都市公園で子どもたちに自然体験を 伊東俊廣さん
多様なフィールドと経験に育てられて
二宮での活動が
第二の人生の原点に。
実家は石川県で、いわゆる里山環境の中で育ったんですが、当時は全然意識していなくて東京で就職。仕事は機械関係で、最初はエンジニアを、次に大阪でかなり長い間営業をやって、さらに東京で7年ほど単身赴任をしました。
単身赴任時代はもう定年間近でしたので、何かしようと思ってネットで検索。

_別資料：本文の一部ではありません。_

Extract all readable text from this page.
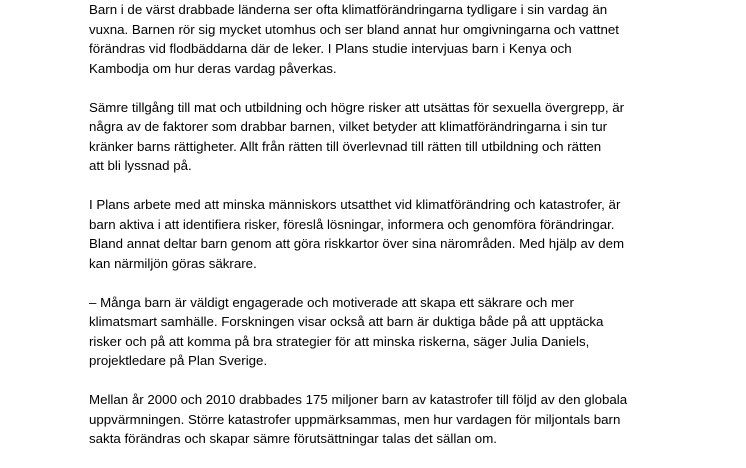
Barn i de värst drabbade länderna ser ofta klimatförändringarna tydligare i sin vardag än
vuxna. Barnen rör sig mycket utomhus och ser bland annat hur omgivningarna och vattnet
förändras vid flodbäddarna där de leker. I Plans studie intervjuas barn i Kenya och
Kambodja om hur deras vardag påverkas.

Sämre tillgång till mat och utbildning och högre risker att utsättas för sexuella övergrepp, är
några av de faktorer som drabbar barnen, vilket betyder att klimatförändringarna i sin tur
kränker barns rättigheter. Allt från rätten till överlevnad till rätten till utbildning och rätten
att bli lyssnad på.

I Plans arbete med att minska människors utsatthet vid klimatförändring och katastrofer, är
barn aktiva i att identifiera risker, föreslå lösningar, informera och genomföra förändringar.
Bland annat deltar barn genom att göra riskkartor över sina närområden. Med hjälp av dem
kan närmiljön göras säkrare.

– Många barn är väldigt engagerade och motiverade att skapa ett säkrare och mer
klimatsmart samhälle. Forskningen visar också att barn är duktiga både på att upptäcka
risker och på att komma på bra strategier för att minska riskerna, säger Julia Daniels,
projektledare på Plan Sverige.

Mellan år 2000 och 2010 drabbades 175 miljoner barn av katastrofer till följd av den globala
uppvärmningen. Större katastrofer uppmärksammas, men hur vardagen för miljontals barn
sakta förändras och skapar sämre förutsättningar talas det sällan om.
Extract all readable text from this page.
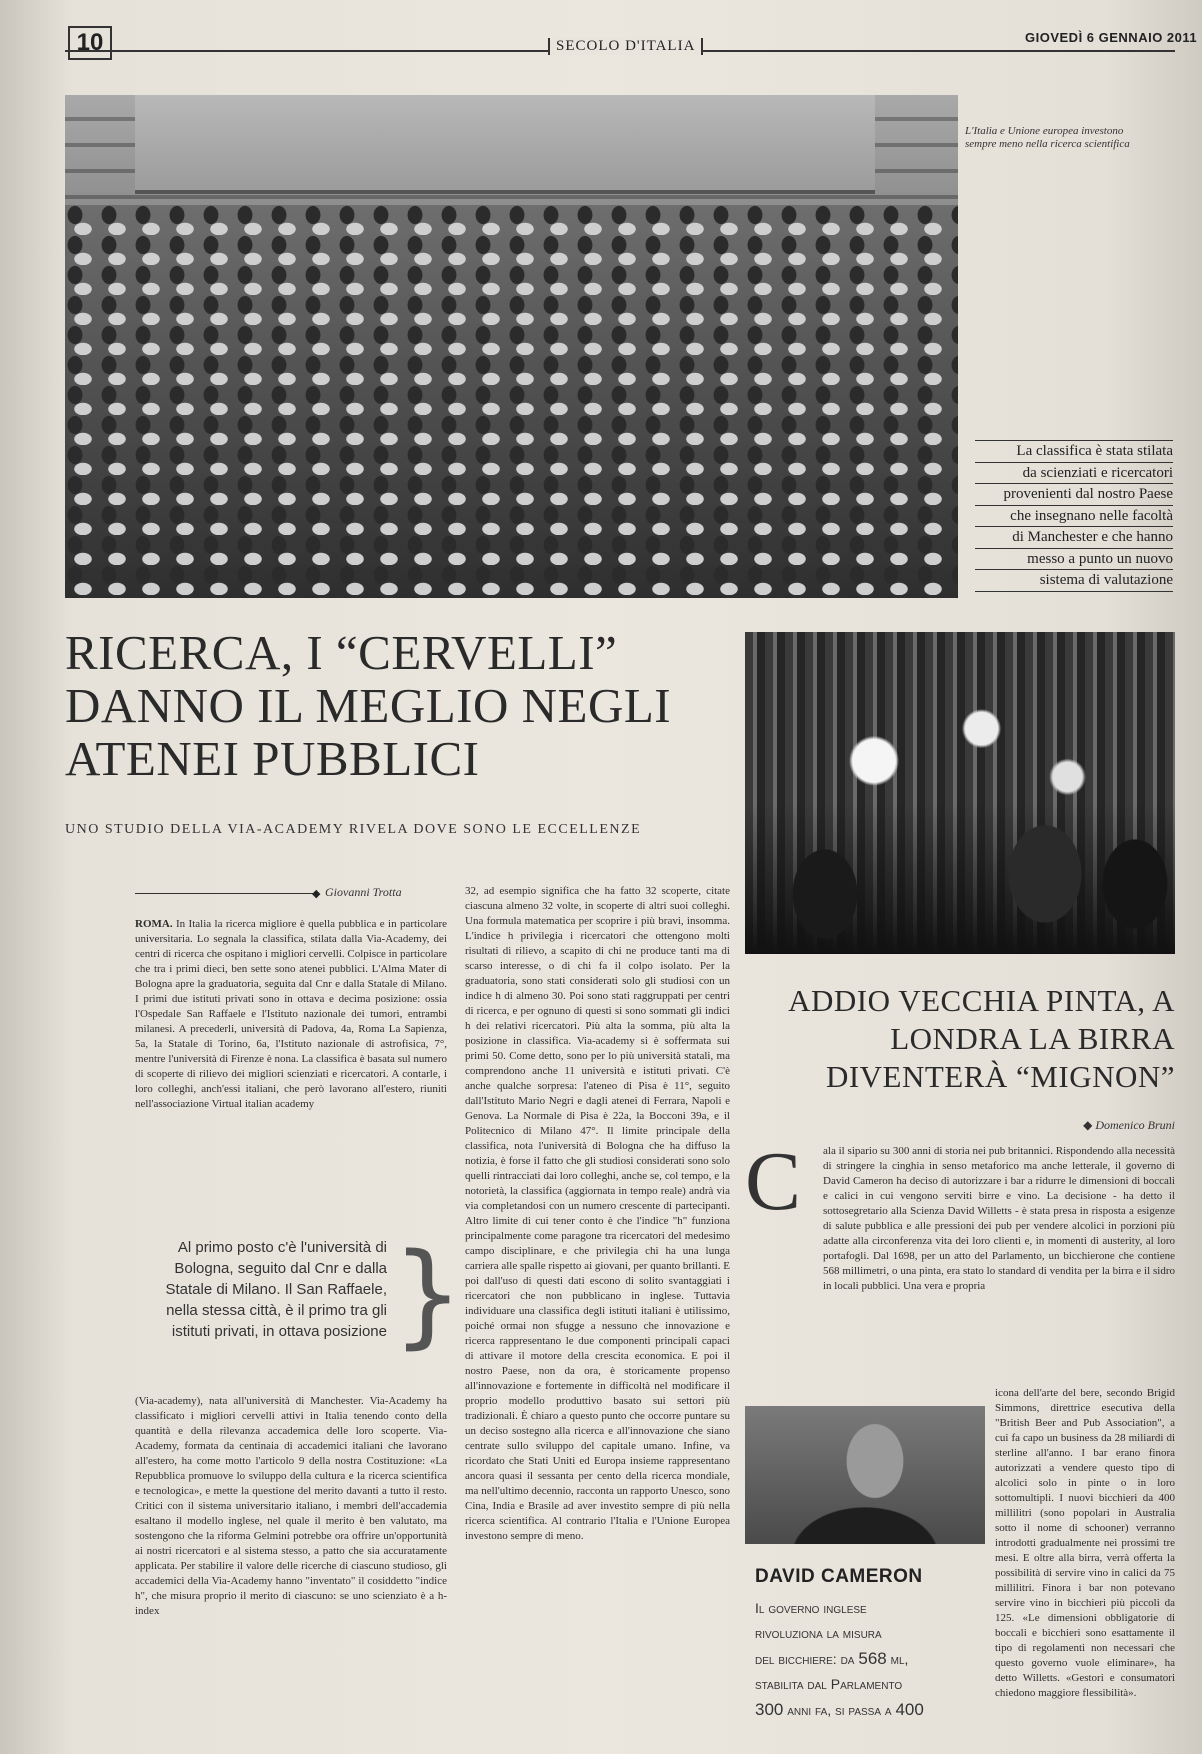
10	SECOLO D'ITALIA
GIOVEDÌ 6 GENNAIO 2011
L'Italia e Unione europea investono sempre meno nella ricerca scientifica
La classifica è stata stilata
da scienziati e ricercatori
provenienti dal nostro Paese
che insegnano nelle facoltà
di Manchester e che hanno
messo a punto un nuovo
sistema di valutazione
RICERCA, I “CERVELLI” DANNO IL MEGLIO NEGLI ATENEI PUBBLICI
UNO STUDIO DELLA VIA-ACADEMY RIVELA DOVE SONO LE ECCELLENZE
◆ Giovanni Trotta

ROMA. In Italia la ricerca migliore è quella pubblica e in particolare universitaria. Lo segnala la classifica, stilata dalla Via-Academy, dei centri di ricerca che ospitano i migliori cervelli. Colpisce in particolare che tra i primi dieci, ben sette sono atenei pubblici. L'Alma Mater di Bologna apre la graduatoria, seguita dal Cnr e dalla Statale di Milano. I primi due istituti privati sono in ottava e decima posizione: ossia l'Ospedale San Raffaele e l'Istituto nazionale dei tumori, entrambi milanesi. A precederli, università di Padova, 4a, Roma La Sapienza, 5a, la Statale di Torino, 6a, l'Istituto nazionale di astrofisica, 7°, mentre l'università di Firenze è nona. La classifica è basata sul numero di scoperte di rilievo dei migliori scienziati e ricercatori. A contarle, i loro colleghi, anch'essi italiani, che però lavorano all'estero, riuniti nell'associazione Virtual italian academy

Al primo posto c'è l'università di Bologna, seguito dal Cnr e dalla Statale di Milano. Il San Raffaele, nella stessa città, è il primo tra gli istituti privati, in ottava posizione }

(Via-academy), nata all'università di Manchester. Via-Academy ha classificato i migliori cervelli attivi in Italia tenendo conto della quantità e della rilevanza accademica delle loro scoperte. Via-Academy, formata da centinaia di accademici italiani che lavorano all'estero, ha come motto l'articolo 9 della nostra Costituzione: «La Repubblica promuove lo sviluppo della cultura e la ricerca scientifica e tecnologica», e mette la questione del merito davanti a tutto il resto. Critici con il sistema universitario italiano, i membri dell'accademia esaltano il modello inglese, nel quale il merito è ben valutato, ma sostengono che la riforma Gelmini potrebbe ora offrire un'opportunità ai nostri ricercatori e al sistema stesso, a patto che sia accuratamente applicata. Per stabilire il valore delle ricerche di ciascuno studioso, gli accademici della Via-Academy hanno "inventato" il cosiddetto "indice h", che misura proprio il merito di ciascuno: se uno scienziato è a h-index

32, ad esempio significa che ha fatto 32 scoperte, citate ciascuna almeno 32 volte, in scoperte di altri suoi colleghi. Una formula matematica per scoprire i più bravi, insomma. L'indice h privilegia i ricercatori che ottengono molti risultati di rilievo, a scapito di chi ne produce tanti ma di scarso interesse, o di chi fa il colpo isolato. Per la graduatoria, sono stati considerati solo gli studiosi con un indice h di almeno 30. Poi sono stati raggruppati per centri di ricerca, e per ognuno di questi si sono sommati gli indici h dei relativi ricercatori. Più alta la somma, più alta la posizione in classifica. Via-academy si è soffermata sui primi 50. Come detto, sono per lo più università statali, ma comprendono anche 11 università e istituti privati. C'è anche qualche sorpresa: l'ateneo di Pisa è 11°, seguito dall'Istituto Mario Negri e dagli atenei di Ferrara, Napoli e Genova. La Normale di Pisa è 22a, la Bocconi 39a, e il Politecnico di Milano 47°. Il limite principale della classifica, nota l'università di Bologna che ha diffuso la notizia, è forse il fatto che gli studiosi considerati sono solo quelli rintracciati dai loro colleghi, anche se, col tempo, e la notorietà, la classifica (aggiornata in tempo reale) andrà via via completandosi con un numero crescente di partecipanti. Altro limite di cui tener conto è che l'indice "h" funziona principalmente come paragone tra ricercatori del medesimo campo disciplinare, e che privilegia chi ha una lunga carriera alle spalle rispetto ai giovani, per quanto brillanti. E poi dall'uso di questi dati escono di solito svantaggiati i ricercatori che non pubblicano in inglese. Tuttavia individuare una classifica degli istituti italiani è utilissimo, poiché ormai non sfugge a nessuno che innovazione e ricerca rappresentano le due componenti principali capaci di attivare il motore della crescita economica. E poi il nostro Paese, non da ora, è storicamente propenso all'innovazione e fortemente in difficoltà nel modificare il proprio modello produttivo basato sui settori più tradizionali. È chiaro a questo punto che occorre puntare su un deciso sostegno alla ricerca e all'innovazione che siano centrate sullo sviluppo del capitale umano. Infine, va ricordato che Stati Uniti ed Europa insieme rappresentano ancora quasi il sessanta per cento della ricerca mondiale, ma nell'ultimo decennio, racconta un rapporto Unesco, sono Cina, India e Brasile ad aver investito sempre di più nella ricerca scientifica. Al contrario l'Italia e l'Unione Europea investono sempre di meno.

ADDIO VECCHIA PINTA, A LONDRA LA BIRRA DIVENTERÀ “MIGNON”
◆ Domenico Bruni
C	ala il sipario su 300 anni di storia nei pub britannici. Rispondendo alla necessità di stringere la cinghia in senso metaforico ma anche letterale, il governo di David Cameron ha deciso di autorizzare i bar a ridurre le dimensioni di boccali e calici in cui vengono serviti birre e vino. La decisione - ha detto il sottosegretario alla Scienza David Willetts - è stata presa in risposta a esigenze di salute pubblica e alle pressioni dei pub per vendere alcolici in porzioni più adatte alla circonferenza vita dei loro clienti e, in momenti di austerity, al loro portafogli. Dal 1698, per un atto del Parlamento, un bicchierone che contiene 568 millimetri, o una pinta, era stato lo standard di vendita per la birra e il sidro in locali pubblici. Una vera e propria

icona dell'arte del bere, secondo Brigid Simmons, direttrice esecutiva della "British Beer and Pub Association", a cui fa capo un business da 28 miliardi di sterline all'anno. I bar erano finora autorizzati a vendere questo tipo di alcolici solo in pinte o in loro sottomultipli. I nuovi bicchieri da 400 millilitri (sono popolari in Australia sotto il nome di schooner) verranno introdotti gradualmente nei prossimi tre mesi. E oltre alla birra, verrà offerta la possibilità di servire vino in calici da 75 millilitri. Finora i bar non potevano servire vino in bicchieri più piccoli da 125. «Le dimensioni obbligatorie di boccali e bicchieri sono esattamente il tipo di regolamenti non necessari che questo governo vuole eliminare», ha detto Willetts. «Gestori e consumatori chiedono maggiore flessibilità».

DAVID CAMERON
Il governo inglese
rivoluziona la misura
del bicchiere: da 568 ml,
stabilita dal Parlamento
300 anni fa, si passa a 400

樹木・環境ネットワーク協会を知り、その頃ゼロエミッションへの取り組みが盛んで、環境には関心がありましたし、実家の竹林が台風の被害でひどい状況になっていたので、竹林での作業を学びたいという気持ちもあって、二宮にしばらく通いました。
二宮では磯川さん、川端さん、大垣さんから環境の話を聞いたり作業をしたりしながら、いろいろ勉強させてもらいました。その間にグリーンセイバーもアドバンスまで取得。実際に活動したのは2年ぐらいでしたが、そこが私の第二の人生の原点という感じです。
定年後は家族のいる大阪に戻って、大阪事務局にも時々お邪魔するようになりました。その頃の大阪は、ニコルさんを招いて討論会をやったり、すごく活気があったんですね。事務局を手伝っておられた大川さん、上田さんが忙しそうだったので、私もお手伝いするようになって、そのまま今に至るという感じです。
都市公園で聚の
特色を活かすには。
事務局を手伝うようになって1年ぐらいたった頃、法人会員の美交工業さんが久宝寺の指定管理者になって、聚さんも何かやってみませんかと声をかけられて、レッツ久宝探検隊がスタート。私自身はマスターでもないし自信はなかったんですが、他のメンバーはそれぞれ担当をもっていたので、それじゃあ…という感じでリーダーになりました。
いわゆるフィールド活動ではないので戸惑いもあったんですが、みんなで相談して、要は自然に親しんでもらって、その中から活動を理解してくれる人がひとりでも増えたらいいのでは、ということに。最初は聚の活動を意識した講座もあったんですが、参加者が増えてくるにつれて、みんなが楽しめる体験主体のプログラムを企画するようになりました。
久宝寺ではいろんな団体が活動をしているので、その中で我々が特色を出すためにはどうしたらいいかと考えて、七草粥のように昔からの風習や文化を体験するようなプログラムも実施。今の子どもたちやその親の世代を見ていると、そういう経験をしていない人が多いという印象はありますが、昆虫観察会には我々よりよほど知識がある子どもたちも来てくれますし、そういう子たちがいずれ活動に参加してくれるようになるといいなと思っています。
里山を一から育てる
プロジェクトも。
久宝寺緑地では3年前から「自然学習ゾーン」の整備もしています。「生きものとふれあえる都市型自然公園」というコンセプトで、クヌギやコナラが中心の森を整備して、そこでいろんな体験ができるような場所にしていこうと作業をしている段階です。難しいのは、公園は府民の財産だからあんまり木を切っちゃいけないんですね。今回は計画書を作って、ちゃんと理由があることを理解してもらって切ることになったんですが、そのへんの認識を共有して、八尾土木事務所さんと美交工業さんと我々がいい関係を保ちながら活動できたらと思っています。
関西にもグリーンセイバーがたくさんいらっしゃるんですが、せっかく資格も知識もあるのに活動していない方が多いんですね。私も自信はありませんでしたが、いろんな活動をやるうちに育てられたという気がしています。関西には都市公園での観察会から、里山整備、専門的な森づくりまで、いろんな活動がありますから、その中から興味のあるものを選べますし、5人の事務局ボランティアをはじめ、参加してくれる人たちも楽しいメンバーばかりですから、ぜひ一度参加してください。